Women in Saudi Arabia, I believe, all wear black abayas and niqabs (so just their eyes show) when they go out in public. But I have never seen any of the students at the school here wearing them. The women all cover up, but they wear pretty tops, jeans, trainers, and brightly coloured scarves. I have had two students who covered their faces, but even they were wearing bright colours. (It is a bit unsettling, incidentally, to talk to someone wearing a niqab if you are not used to it. It is like talking to someone holding their hand in front of their mouth. You fight the urge to say, “Stop covering your mouth! I can’t hear what you are saying!”)

The other thing that surprised me about the women is how educated so many of them are. Many of them have been to university, and they are doctors, university lecturers, managers, or other professionals.
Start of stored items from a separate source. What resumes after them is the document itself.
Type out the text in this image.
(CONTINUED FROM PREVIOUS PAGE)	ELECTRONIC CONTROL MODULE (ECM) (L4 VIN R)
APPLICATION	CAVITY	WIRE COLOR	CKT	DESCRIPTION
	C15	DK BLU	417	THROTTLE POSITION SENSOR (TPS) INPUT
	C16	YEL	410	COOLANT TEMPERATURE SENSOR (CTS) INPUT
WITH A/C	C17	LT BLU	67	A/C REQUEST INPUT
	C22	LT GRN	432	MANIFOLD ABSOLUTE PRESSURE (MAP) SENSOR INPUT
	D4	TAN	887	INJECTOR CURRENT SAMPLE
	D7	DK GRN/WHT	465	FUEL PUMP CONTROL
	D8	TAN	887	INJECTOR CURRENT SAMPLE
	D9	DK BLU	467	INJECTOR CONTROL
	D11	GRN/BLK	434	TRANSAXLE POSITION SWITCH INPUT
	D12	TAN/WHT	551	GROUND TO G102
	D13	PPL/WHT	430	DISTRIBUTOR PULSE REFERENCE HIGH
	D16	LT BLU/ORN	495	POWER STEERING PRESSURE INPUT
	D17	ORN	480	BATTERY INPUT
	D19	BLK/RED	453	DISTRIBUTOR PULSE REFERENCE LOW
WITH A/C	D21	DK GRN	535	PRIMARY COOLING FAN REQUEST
Apparently, 58% of college students in Saudi Arabia are women (although they are barred from certain subjects, such as engineering, journalism and architecture, and account for only 14% of the workforce).  

But one incident in class today did make me wonder if, behind the scenes, Saudi Arabia is being run not so much by the princes of the House of Saud as by their mothers. The topic of the lesson was phones and phone calls, and one lanky, melodramatic man with an explosive smile threw his hands in the air and spluttered, “Every day, my mother call me! She say, ‘What you doing?’ I say, ‘I busy!’ She say, ‘Come here!’ And I put phone and I go here.” His shoulders fell, in a gesture of resignation. “My mother,” he declared, drawing his finger firmly across the desk, “she red line!”
This man, I should mention, was 40 years old.